Financial problems continue to haunt the government public transport company, Onatracom, with latest information indicating that the institution owes several companies up to Rwf4.6 billion. The pressure is now building up and some companies including Petroenergy Ltd, a private owned petroleum company, have threatened to seek legal redress for failure to pay its debt amounting to over Rwf 412 million.

Financial problems continue to haunt the government public transport company, Onatracom, with latest information indicating that the institution owes several companies up to Rwf4.6 billion.

The pressure is now building up and some companies including Petroenergy Ltd, a private owned petroleum company, have threatened to seek legal redress for failure to pay its debt amounting to over Rwf 412 million.

In February, 2010, Onatracom and Petroenergy signed a contract worth over Rwf 1.64 billion of petrol to be supplied by the latter.  But Onatracom later breached the contract, a fact attributed to poor management of the company.

Documents seen by The New Times include a contract signed between Esdras Nkundumukiza, former managing director of Onatracom, and Abdirahman Mumin, the Manager of Petroenergy.

In the contract, Onatracom was supposed to pay all the invoices submitted by the supplier within 45 days, a commitment never met by the transport agency since July last year.

One letter dated July 19, 2011, by Mumin and addressed to Onatracom, states that despite several meetings held between the two parties on terms of payment, Onatracom has made no effort to clear the debt.

“This letter serves as formal notice to you that you are in default of your obligation to repay the sum of Rwf 412, 421, 857 of the fuel supplied to you,” it reads in part.

“Unless the payment  is received by us within ten days, we will have no alternative but to exercise whatever rights and remedies we have under the law to enforce such payment and recover the above amount, together with accrued interests and legal expenses”.

Mumin revealed that they are now incapacitated and cannot operate.

 “We are forced to close the business. They keep telling us that the government has priorities. But we also need to pay our suppliers,” Mumin complains.

Onatracom has undergone financial crisis for the last two years, thus not being able to meet its commitments with most of its suppliers.

It experienced financial crisis due to poor management, which prompted the government to embark on revamping the administration in the process of recovering its debts.

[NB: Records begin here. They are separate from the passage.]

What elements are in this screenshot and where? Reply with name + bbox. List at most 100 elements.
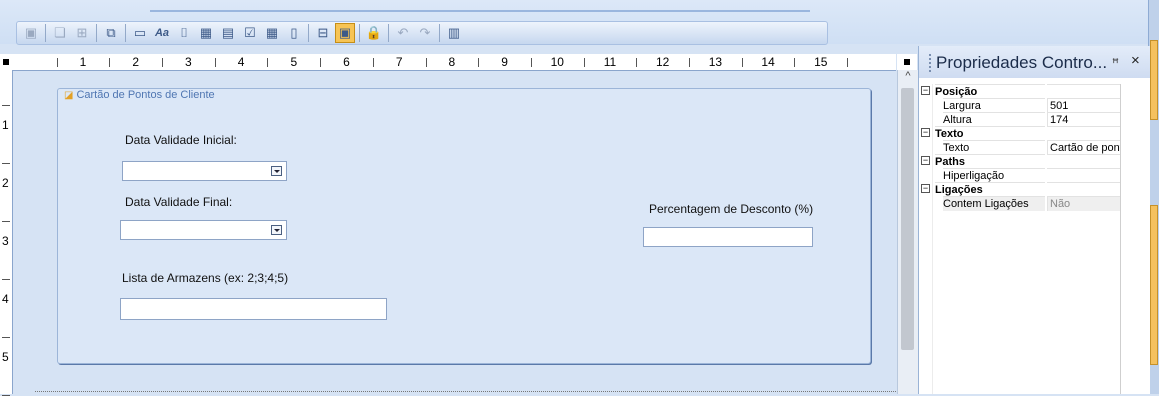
ruler-label: 1: [79, 55, 87, 69]
ruler-tick: [267, 58, 269, 67]
ruler-label: 3: [185, 55, 192, 69]
font-icon[interactable]: Aa: [152, 23, 172, 43]
property-value[interactable]: Cartão de pontos: [1047, 140, 1120, 155]
ruler-tick: [56, 58, 58, 67]
property-name: Posição: [935, 84, 1045, 99]
lista-armazens-label: Lista de Armazens (ex: 2;3;4;5): [122, 271, 289, 285]
calendar-dropdown-icon[interactable]: [271, 225, 282, 235]
ruler-label: 12: [656, 55, 670, 69]
ruler-tick: [847, 58, 849, 67]
collapse-icon[interactable]: −: [921, 184, 930, 193]
ruler-tick: [794, 58, 796, 67]
toolbar-separator: [308, 24, 309, 42]
property-row[interactable]: Contem Ligações Não: [919, 196, 1120, 211]
groupbox-title-text: Cartão de Pontos de Cliente: [76, 89, 215, 101]
select-all-icon[interactable]: ⊞: [72, 23, 92, 43]
data-validade-final-label: Data Validade Final:: [125, 195, 233, 209]
property-name: Ligações: [935, 182, 1045, 197]
property-value[interactable]: 501: [1047, 98, 1120, 113]
ruler-label: 2: [2, 176, 9, 190]
ruler-corner-right: [897, 54, 917, 70]
preview-icon[interactable]: ▥: [444, 23, 464, 43]
ruler-corner: [0, 54, 12, 70]
ruler-label: 7: [395, 55, 403, 69]
property-row[interactable]: Altura 174: [919, 112, 1120, 127]
calendar-dropdown-icon[interactable]: [271, 166, 282, 176]
tab-control-icon[interactable]: ⊟: [313, 23, 333, 43]
ruler-label: 11: [603, 55, 617, 69]
tab-order-icon[interactable]: ⧉: [101, 23, 121, 43]
ruler-label: 14: [761, 55, 775, 69]
data-validade-final-picker[interactable]: [120, 220, 287, 240]
property-row[interactable]: Hiperligação: [919, 168, 1120, 182]
property-category[interactable]: − Texto: [919, 126, 1120, 140]
property-row[interactable]: TextoCartão de pontos: [919, 140, 1120, 155]
ruler-tick: [689, 58, 691, 67]
lock-icon[interactable]: 🔒: [364, 23, 384, 43]
property-value: [1047, 126, 1120, 127]
data-validade-inicial-picker[interactable]: [122, 161, 287, 181]
cartao-pontos-groupbox[interactable]: ◪ Cartão de Pontos de Cliente Data Valid…: [57, 88, 871, 364]
collapse-icon[interactable]: −: [921, 156, 930, 165]
highlight-icon[interactable]: ▣: [335, 23, 355, 43]
groupbox-title: ◪ Cartão de Pontos de Cliente: [64, 89, 215, 101]
properties-panel: Propriedades Contro... ꟸ × − Posição Largu…: [918, 46, 1150, 394]
properties-edge: [1120, 84, 1121, 394]
vertical-scrollbar[interactable]: ^: [897, 70, 918, 394]
toolbar-separator: [439, 24, 440, 42]
property-category[interactable]: − Ligações: [919, 182, 1120, 196]
ruler-label: 4: [237, 55, 245, 69]
grid-icon[interactable]: ▤: [218, 23, 238, 43]
property-category[interactable]: − Posição: [919, 84, 1120, 98]
property-value[interactable]: Não: [1047, 196, 1120, 211]
ruler-label: 15: [814, 55, 828, 69]
property-value: [1047, 154, 1120, 155]
ruler-tick: [2, 337, 10, 338]
calendar-icon[interactable]: ▦: [196, 23, 216, 43]
property-value: [1047, 84, 1120, 85]
ruler-tick: [214, 58, 216, 67]
pin-icon[interactable]: ꟸ: [1112, 56, 1119, 70]
data-validade-inicial-label: Data Validade Inicial:: [125, 133, 237, 147]
property-name: Contem Ligações: [943, 196, 1045, 211]
textbox-icon[interactable]: ⌷: [174, 23, 194, 43]
label-icon[interactable]: ▭: [130, 23, 150, 43]
toolbar-separator: [96, 24, 97, 42]
undo-icon[interactable]: ↶: [393, 23, 413, 43]
ruler-label: 3: [2, 234, 9, 248]
vertical-ruler: 1 2 3 4 5: [0, 70, 13, 396]
property-name: Paths: [935, 154, 1045, 169]
dock-tab-bottom[interactable]: [1150, 205, 1158, 365]
dock-tab-top[interactable]: [1150, 40, 1158, 120]
redo-icon[interactable]: ↷: [415, 23, 435, 43]
toolbar-separator: [359, 24, 360, 42]
scroll-up-icon[interactable]: ^: [898, 70, 918, 86]
toolbar-tab-strip: [150, 0, 810, 12]
property-value[interactable]: [1047, 168, 1120, 169]
property-name: Texto: [943, 140, 1045, 155]
ruler-tick: [2, 221, 10, 222]
table-icon[interactable]: ▦: [262, 23, 282, 43]
horizontal-ruler: 1 2 3 4 5 6 7 8 9 10 11 12 13 14 15: [12, 54, 896, 71]
checkbox-icon[interactable]: ☑: [240, 23, 260, 43]
save-icon[interactable]: ▣: [21, 23, 41, 43]
percentagem-desconto-label: Percentagem de Desconto (%): [649, 202, 814, 216]
ruler-tick: [162, 58, 164, 67]
properties-title: Propriedades Contro...: [936, 53, 1108, 72]
property-row[interactable]: Largura 501: [919, 98, 1120, 113]
close-icon[interactable]: ×: [1131, 52, 1140, 69]
collapse-icon[interactable]: −: [921, 128, 930, 137]
lista-armazens-input[interactable]: [120, 298, 387, 320]
document-icon[interactable]: ▯: [284, 23, 304, 43]
property-value[interactable]: 174: [1047, 112, 1120, 127]
ruler-label: 2: [132, 55, 140, 69]
collapse-icon[interactable]: −: [921, 86, 930, 95]
properties-icon[interactable]: ❏: [50, 23, 70, 43]
design-canvas: ◪ Cartão de Pontos de Cliente Data Valid…: [13, 71, 902, 394]
property-category[interactable]: − Paths: [919, 154, 1120, 168]
scroll-thumb[interactable]: [901, 88, 914, 350]
percentagem-desconto-input[interactable]: [643, 227, 813, 247]
ruler-tick: [583, 58, 585, 67]
toolbar-separator: [388, 24, 389, 42]
drag-grip-icon[interactable]: [929, 54, 934, 72]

Dr. Alexis Nzahabwanimana, the Minister of State in charge of Transport, explained in a telephone interview this week that “we are struggling to pay all companies, not Petroenergy alone.  What went wrong within Onatracom is well known and those responsible for the mess will answer for it.”

Among those sacked during the process of restructuring the transport agency, is Esdras Nkundumukiza, who headed the company for many years.

Audit in progress

“Officials from the Auditor General’s office are here carrying out  some auditing. They are doing it separately from the one we carried out.” Nzahabwanimana revealed.

However, Nzahabwanimana was non-committal on when Petroenergy’s debt will be repaid.

“I cannot say when we will pay these people, but the payment roadmap has been drawn. We are trying to find out who is responsible”.

“We contacted the Prime Minister and the government is willing to do everything to pay. What happened was bad. I am not in a position to apportion blame, but writing stories in papers won’t solve any problem”.

Last year, Onatracom registered a loss of about Rwf 342 million and a liability of Rwf  2 billion due to the emergence of new private and seemingly competitive travel companies, becoming difficult for the public institution to remain competitive.

The government company which previously used to cover 57 percent of the total transport network in the country, only covered 25 percent in 2008.

Only 117 buses of 178 are operational while the rest were grounded due to mechanical deficiencies. Onatracom also owes Rwanda Revenue Authority and Rwanda Social Security Board (RSSB) a combined debt of Rwf 1.118 billion.